Ao chegar a Pequim na terça-feira, ele foi diretamente para uma reunião com Qin Gang, ministro das Relações Exteriores da China e ex-embaixador nos Estados Unidos. Em uma sala normalmente reservada para reuniões com colegas diplomatas, Qin prometeu mercados abertos para empresas de todos os países e, em seguida, passou a utilizar uma série de metáforas automobilísticas para incentivar uma mudança positiva nos laços entre a China e os EUA.
O progresso exige “segurar o volante”, evitar “direção perigosa”, “pisar no freio” quando necessário e “pisar fundo no pedal” quando apropriado para “promover uma cooperação mutuamente benéfica”, disse ele.
Viagem de Elon Musk à China
Musk também se reuniu com os ministros de comércio e de tecnologia da informação, o que elevou o preço das ações da Tesla, já que os analistas previram que a viagem ajudaria a montadora de carros elétricos a enfrentar a intensa concorrência dos rivais locais.
O tratamento de honra continuou com um banquete de boas-vindas com a presença do presidente da principal fabricante de baterias da China, a CATL, e um jantar com o tema “Cavalo-Extraordinário”. A frase faz um trocadilho com o primeiro caractere do sobrenome chinês de Musk: ma, que significa cavalo.

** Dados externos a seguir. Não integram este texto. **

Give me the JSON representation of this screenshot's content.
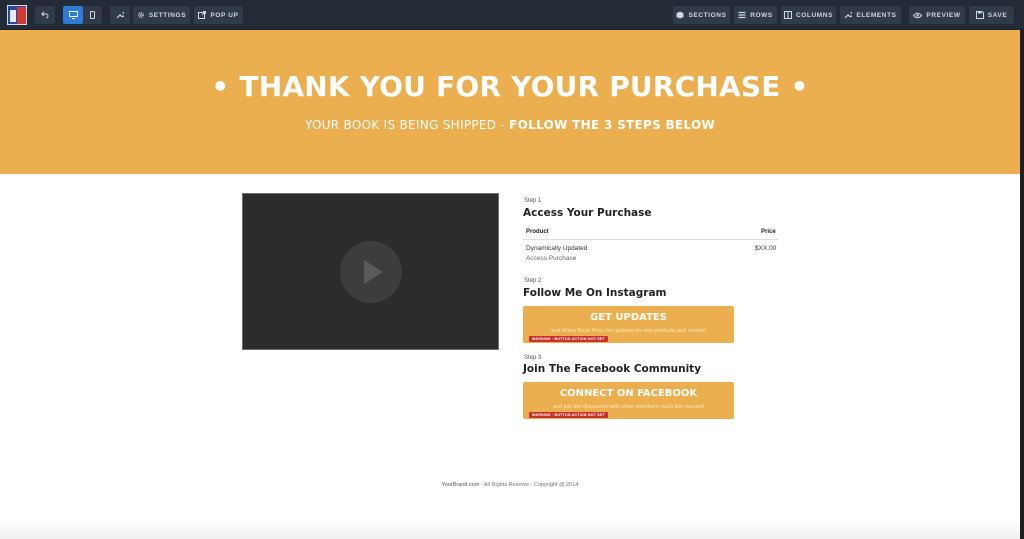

O cardápio do banquete era digno de um rei — com Musk tendo recuperado na quinta-feira sua posição como a pessoa mais rica do mundo, de acordo com o Índice de Bilionários da Bloomberg.
Foram servidos 16 pratos com nomes em inglês traduzidos de forma intrigante, como “dendróbio e cabeça de água-viva em molho de frutos do mar”, “lírio e luffa salteados” e “geoduck (panopea generosa) com repolho em conserva laociana”, de acordo com fotos do cardápio que circularam amplamente no Weibo, a rede social chinesa que funciona como alternativa Twitter no país.
Recepção ostensiva
Musk também foi recebido com salvas de palmas, e até mesmo com alguns gestos de mãos em forma de coração, quando visitou no final da noite à Gigafactory da Tesla em Xangai.
Mesmo com a recepção ostensiva, nenhum novo acordo foi anunciado durante a viagem, e os rumores de um encontro com o primeiro-ministro chinês Li Qiang, que, como ex-chefe do Partido Comunista de Xangai, foi fundamental para permitir que a Tesla instalasse uma fábrica na China, nunca se concretizaram.
A Tesla foi creditada por despertar o interesse do consumidor chinês por carros elétricos com a abertura de sua fábrica em Xangai em 2019, aprofundando a concorrência entre dezenas de rivais chineses e provocando uma onda de vendas que superou as metas do governo no ano passado para a inserção de veículos elétricos.
Mas a empresa teve que reduzir repetidamente os preços na China, já que a rival BYD, apoiada por Warren Buffett, tornou-se a marca de veículos elétricos mais vendida do mundo e a principal marca de automóveis na China em termos de vendas.
Em Pequim, na terça-feira, Musk disse que estava disposto a expandir seus negócios na China. Em abril, a Tesla anunciou planos para uma nova fábrica que produzirá seu sistema de armazenamento de energia Megapack em Xangai.
Mas uma expansão planejada, que teria aumentado a produção da fábrica de veículos existente, permanece incerta em meio a estoques crescentes, cortes de preços e relatos de preocupações em Pequim pelas conexões da Tesla com o serviço de internet via satélite Starlink, outro empreendimento de Musk.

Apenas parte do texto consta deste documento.